The Star’s attempts to secure an interview with Smith, through Department of Corrections officials, were not successful last week. DOC spokesman Bob Horton said Smith did indeed complete cosmetology school in the prison in 2008. He said Smith also had a number of disciplinary actions in her file, as well as a conviction for an escape attempt in 2004.
Longshore said it’s unlikely a completed course alone would affect most inmates’ chances for parole. The nature of the offense that brought the inmate to prison, and prior offenses, can matter more.
“Some criminal conduct, you cannot outrun,” he said.
Smith makes a similar argument in her lawsuit. She said state law prohibits the parole board from denying parole based solely on her educational and disciplinary record, and she claims those are the reasons the board cited to her mother, who represented her at the hearing.
There’s no way to verify the accuracy of Smith’s second-hand account. Longshore said that when an inmate is paroled, the board provides a list of reasons for the parole; there’s no document available to the public that lists reasons for a parole denial.
Deputy prisons commissioner Jeffery Williams said inmates do get a chance to review their file before it goes to the board.
“When they know they’re going up for parole, they get together with the DOC staff and the file gets pored over,” Williams said.
Parole officers also interview the inmate in prison and write a report that goes into the inmate file, Longshore said.
Barbee, the Council of State Governments researcher, said that review doesn’t come close to the kind of interaction potential parolees in other states have with their parole board.
“That does not constitute, really, the opportunity for the inmate to make their case,” he said.
Barbee said a lack of communication with the parole board was a common complaint researchers from the Council of State Governments heard from inmates.
Inmates who are rejected for parole, he said, need to know why they were turned down so they can work to improve their chances.
Several states hold their parole hearings in prisons, to give inmates a chance to speak. Some states, such as South Carolina, offer inmates a chance to talk to board members via teleconference.
Victims’ advocate Janette Grantham said that’s not necessary.
“I do not believe that the victim should have to face someone who killed their son,” said Grantham, director of Victims of Crime and Leniency. “It’s enough of a burden for them to have to face that person’s family.”
At least one aspect of the system could change if the Legislature approves a sweeping prison reform bill that has already passed the Senate and is on its way to the House.
“The bill says that if I deny you parole, I have to tell you the reason why,” said the bill’s sponsor, Sen. Cam Ward, R-Alabaster. “Right now, I don’t.”

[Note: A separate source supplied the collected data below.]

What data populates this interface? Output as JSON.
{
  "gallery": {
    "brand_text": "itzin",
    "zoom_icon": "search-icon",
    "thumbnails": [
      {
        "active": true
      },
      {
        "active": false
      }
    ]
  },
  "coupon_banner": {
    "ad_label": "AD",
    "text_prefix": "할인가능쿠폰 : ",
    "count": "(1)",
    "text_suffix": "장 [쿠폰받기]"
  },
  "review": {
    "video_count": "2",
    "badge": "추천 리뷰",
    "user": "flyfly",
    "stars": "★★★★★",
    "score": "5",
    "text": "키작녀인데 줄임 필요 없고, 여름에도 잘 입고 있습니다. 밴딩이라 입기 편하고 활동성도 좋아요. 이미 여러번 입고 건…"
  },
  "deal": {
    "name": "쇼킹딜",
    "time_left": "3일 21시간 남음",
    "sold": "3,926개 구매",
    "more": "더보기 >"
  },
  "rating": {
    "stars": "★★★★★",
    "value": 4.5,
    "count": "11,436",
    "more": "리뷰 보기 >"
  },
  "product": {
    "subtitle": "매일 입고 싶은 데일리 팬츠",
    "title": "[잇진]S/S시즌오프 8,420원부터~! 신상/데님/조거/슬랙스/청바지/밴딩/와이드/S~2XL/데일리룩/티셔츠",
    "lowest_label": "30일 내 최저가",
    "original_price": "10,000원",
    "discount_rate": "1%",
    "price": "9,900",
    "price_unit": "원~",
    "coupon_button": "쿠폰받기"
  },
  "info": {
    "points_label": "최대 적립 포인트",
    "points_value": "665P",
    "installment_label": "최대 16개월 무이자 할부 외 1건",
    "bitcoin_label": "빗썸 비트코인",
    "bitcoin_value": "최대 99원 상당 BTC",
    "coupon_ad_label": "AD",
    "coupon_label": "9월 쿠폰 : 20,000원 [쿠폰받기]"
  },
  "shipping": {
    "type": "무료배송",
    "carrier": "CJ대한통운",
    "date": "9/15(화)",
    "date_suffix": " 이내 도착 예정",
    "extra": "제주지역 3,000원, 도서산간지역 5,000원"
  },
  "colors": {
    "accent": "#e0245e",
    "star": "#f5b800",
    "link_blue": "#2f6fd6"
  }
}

Those reasons would likely come in the form of a letter to the inmate, Ward said. The bill also states that the reasons listed in that letter wouldn’t create any expectation of parole in a future hearing.
Barbee’s group wants more. He said the Council of State Governments asked lawmakers to create a new position for a hearing officer who would meet with inmates in prison, then sit as a voting member of the parole board when the inmate’s case comes up — giving the inmate a chance to interact with at least one member of the board.
Longshore says the parole board is “100 percent against” that idea. Current board members hear from victims and prosecutors before coming to a decision, he said. The additional hearing officer could come to a decision before hearing from all parties, Longshore said.
Bringing inmates to hearings isn’t an option, Longshore said, because of the cost of prison transportation. Hearings via teleconference, he said, would cost money as well, because of the need to set up equipment in prisons, and would slow down the hearing process.
“You’d wind up having to have multiple parole boards at multiple sites,” he said. “We don’t have the money for that.”